Vier op de tien bedrijven investeerde ruim een miljoen in compliance met wetgeving

Een half jaar na de invoering van DORA deelt Filip Verloy, Field CTO bij Rubrik, zijn visie op de voortgang binnen een aantal belangrijke pijlers:

• ICT-risicobeheer – De eerste maanden stonden vooral in het teken van het verstevigen van ICT-risicomanagement. Organisaties brachten hun kritieke ICT-assets in kaart, identificeerden kwetsbaarheden en stelden duidelijke risicoprofielen op.
• Incidentenrapportage – Organisaties staan nu voor de uitdaging om te voldoen aan strenge eisen voor het classificeren, melden en gedetailleerd rapporteren van grote ICT-incidenten aan toezichthouders binnen strakke deadlines. Dit vraagt om verfijnde interne processen, betere monitoringtools en duidelijke communicatiekanalen.
• Testen van digitale operationele weerbaarheid – Dit wordt gezien als de meest uitdagende pijler, met name de zeer specifieke Threat-Led Penetration Testing (TLPT). Waar veel organisaties zich al hadden voorbereid op deze tests, zijn de eerste maanden na de livegang vooral gebruikt voor het uitvoeren van complexe, realistische simulaties die echte cyberaanvallen precies nabootsen. Het doel is niet alleen kwetsbaarheden opsporen, maar vooral bewijzen dat de organisatie stevige verstoringen kan weerstaan en snel kan herstellen.
• Risicomanagement met derden – Het beheer van risico’s rondom derde partijen is een centraal aandachtspunt geworden. DORA verplicht financiële instellingen om hun samenwerking met belangrijke ICT-leveranciers nauwkeurig te volgen. Dit betekent dat ze deze leveranciers goed moeten onderzoeken, duidelijke afspraken moeten maken en voortdurend in de gaten moeten houden of ze digitaal weerbaar genoeg zijn. Door de strengere regels vragen bedrijven nu meer openheid en zekerheid van hun leveranciers dan ooit tevoren.

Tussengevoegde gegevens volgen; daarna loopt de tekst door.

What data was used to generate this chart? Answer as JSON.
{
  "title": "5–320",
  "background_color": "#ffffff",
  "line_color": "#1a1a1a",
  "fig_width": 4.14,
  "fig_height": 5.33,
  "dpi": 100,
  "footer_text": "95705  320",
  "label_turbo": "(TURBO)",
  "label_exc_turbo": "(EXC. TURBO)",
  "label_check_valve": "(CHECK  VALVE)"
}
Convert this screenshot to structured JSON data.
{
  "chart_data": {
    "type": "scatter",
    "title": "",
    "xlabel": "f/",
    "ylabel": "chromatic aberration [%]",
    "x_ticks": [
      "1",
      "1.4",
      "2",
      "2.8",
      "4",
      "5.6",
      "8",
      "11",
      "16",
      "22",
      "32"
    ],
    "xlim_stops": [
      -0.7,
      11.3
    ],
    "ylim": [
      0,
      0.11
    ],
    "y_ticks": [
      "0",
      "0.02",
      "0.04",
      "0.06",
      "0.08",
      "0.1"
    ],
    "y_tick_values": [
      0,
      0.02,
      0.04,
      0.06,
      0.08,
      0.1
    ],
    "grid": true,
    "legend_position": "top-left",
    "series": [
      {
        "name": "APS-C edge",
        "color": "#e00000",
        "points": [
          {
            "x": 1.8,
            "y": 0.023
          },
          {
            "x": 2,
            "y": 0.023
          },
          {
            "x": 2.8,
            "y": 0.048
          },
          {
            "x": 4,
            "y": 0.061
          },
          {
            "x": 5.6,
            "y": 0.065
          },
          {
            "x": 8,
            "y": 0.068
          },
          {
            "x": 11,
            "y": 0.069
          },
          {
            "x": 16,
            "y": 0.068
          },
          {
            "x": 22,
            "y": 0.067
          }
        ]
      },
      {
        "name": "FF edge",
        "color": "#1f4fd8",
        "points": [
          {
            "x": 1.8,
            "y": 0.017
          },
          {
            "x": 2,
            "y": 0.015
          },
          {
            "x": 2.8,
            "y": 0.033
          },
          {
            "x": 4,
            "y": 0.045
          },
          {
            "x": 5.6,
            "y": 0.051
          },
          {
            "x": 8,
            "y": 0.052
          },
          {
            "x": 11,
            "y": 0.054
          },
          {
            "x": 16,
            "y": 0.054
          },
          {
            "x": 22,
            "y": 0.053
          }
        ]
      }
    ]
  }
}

Van IT en cybersecurity tot de dagelijkse bedrijfsvoering

DORA raakt bijna alle facetten van financiële organisaties: van IT en cybersecurity tot juridische zaken, compliance, risicomanagement en zelfs de dagelijkse bedrijfsvoering. Ook de werknemers achter de systemen krijgen te maken met veranderingen. DORA is daarmee niet alleen een technische uitdaging, maar ook een grote organisatorische transformatie.

“De financiële schade en reputatieschade die een bedrijf kan oplopen door een cyberincident, is veel groter dan de kosten die nodig zijn om te voldoen aan DORA”, zegt Verloy. “Door de kernprincipes van DORA te verankeren in het operationele DNA, kunnen financiële instellingen niet alleen voldoen aan de regels, maar vooral ook hun verdediging versterken, de continuïteit waarborgen en het vertrouwen van klanten behouden in een steeds onvoorspelbaarder digitaal tijdperk.”